Rosanna Staffa (F ‘15) is thrilled to be the second-prize winner in The Southampton Review contest for her nonfiction piece “Holy.” Her essay will be published in the Winter/Spring 2021 issue.
Kathleen Thompson (F ‘03) announces the debut of her novella A TALE OF TWO WOMEN, which—after four published poetry books—makes it official: she is a cross genre kat. Let’s chat!
FACULTY & STAFF
Roy Hoffman’s (Fiction/Creative Nonfiction Faculty) quartet of poems, “Fairhope Pandemic,” was in a pop-up art show, “Corona,” on the verandah of Fairhope, Alabama’s Eastern Shore Art Center from March to May, as part of an assemblage by Fairhope artist Lynn Yonge. At a march and interfaith gathering for social justice on June 14 in Fairhope, Roy, representing the Jewish community, read a meditation and prayer he composed inspired by Ecclesiastes’ “To Everything There Is a Season.”
Robin Lippincott’s (Fiction/Creative Nonfiction Faculty) flash fiction piece, “Psithurism,” which he read at a residency several years ago, appears in the current issue of the handsome new online journal LEON LITERARY REVIEW.
Nancy McCabe’s (Fiction Faculty) essay “Metamorphosis,” published in Southern Indiana Review in 2018, was named a notable essay of 2019 by Best American Essays. This was the eighth time her work has been recognized by a Best American Notable List. She was recently interviewed about the Pushcart Prize for the article “An Honor to be Nominated” in the current issue of The Writer magazine. Her memoir in essays, Can This Marriage be Saved? is forthcoming from the University of Missouri Press in September.
Léslea Newman (W4CYA faculty) has had two poems from her forthcoming collection, I WISH MY FATHER, recognized. “My Mother Is at the Bridge” received an Allen Ginsberg Poetry Contest Honorable Mention, and “The First Time We Visit” received a Robinson Jeffers Tor House Honorable Mention.
Jeremy Paden (Poetry Translation Faculty) is pleased to announce that his bilingual, illustrated book Under the Ocelot Sun/Bajo el sol del ocelote will be released by Shadelandhouse Modern Press. The book is about Central American migrants. You can read about the making of the book on the Spalding MFA Blog and find out how to order it at Shadelandhouse Modern Press. He was also named as a co-winner of the inaugural Poeta En Nueva York Prize from the Spanish publisher Valaparaíso Ediciones. The award was for Spanish-language poems written by poets residing the United States. His manuscript Autorretrato como una iguana/Self-Portrait as an Iguana will be published in Spanish and English in the fall of 2020.

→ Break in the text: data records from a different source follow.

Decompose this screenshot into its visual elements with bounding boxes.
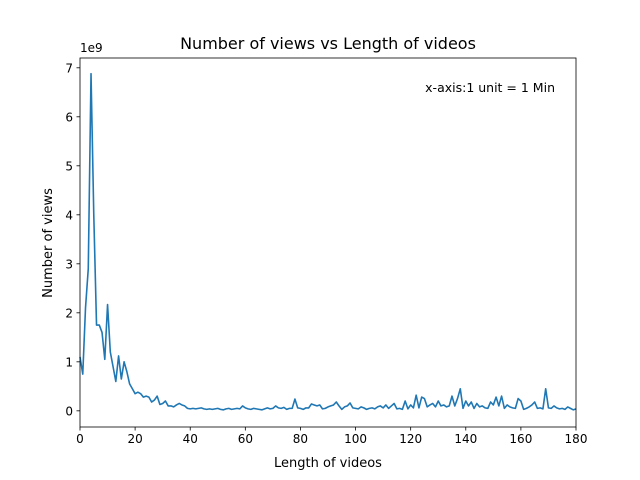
x-tick-label: 20: [127, 432, 142, 446]
chart-title: Number of views vs Length of videos: [180, 34, 476, 53]
x-tick-label: 180: [565, 432, 588, 446]
y-tick-label: 1: [65, 355, 73, 369]
series-line: [79, 72, 577, 411]
plot-area: 0 20 40 60 80 100 120 140 160 180 0 1 2 3 4 5 6 7: [65, 57, 588, 446]
x-axis-label: Length of videos: [274, 456, 382, 471]
x-tick-label: 0: [76, 432, 84, 446]
y-tick-label: 2: [65, 306, 73, 320]
y-tick-label: 7: [65, 61, 73, 75]
chart-annotation: x-axis:1 unit = 1 Min: [425, 80, 555, 95]
y-tick-label: 4: [65, 208, 73, 222]
y-tick-label: 0: [65, 404, 73, 418]
y-axis-label: Number of views: [41, 188, 56, 298]
y-tick-label: 5: [65, 159, 73, 173]
y-tick-label: 3: [65, 257, 73, 271]
x-tick-label: 80: [293, 432, 308, 446]
x-tick-label: 60: [238, 432, 253, 446]
y-axis-multiplier: 1e9: [80, 41, 103, 55]
y-tick-label: 6: [65, 110, 73, 124]
x-tick-label: 140: [454, 432, 477, 446]
x-tick-label: 100: [344, 432, 367, 446]
x-tick-label: 40: [183, 432, 198, 446]
x-tick-label: 160: [509, 432, 532, 446]
axes-frame: [79, 57, 577, 428]
x-tick-label: 120: [399, 432, 422, 446]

Katy Yocom (associate director and alum, F ’03) talked craft and process with interviewer Marilyn Millstone (PW ‘16) in a conversation recorded for Homecoming. In May, her novel, Three Ways to Disappear, won the First Horizon Award and the Micro Press Award and was named a finalist for the Montaigne Medal. All three awards are part of the Eric Hoffer Book Award, for which her book was also short-listed for the grand prize. Writing in The Roadrunner Review, book reviewer Holly Elaine Hayton compared Three Ways to Disappear and Netflix’s Tiger King in terms of engagement/distraction during a time of quarantine.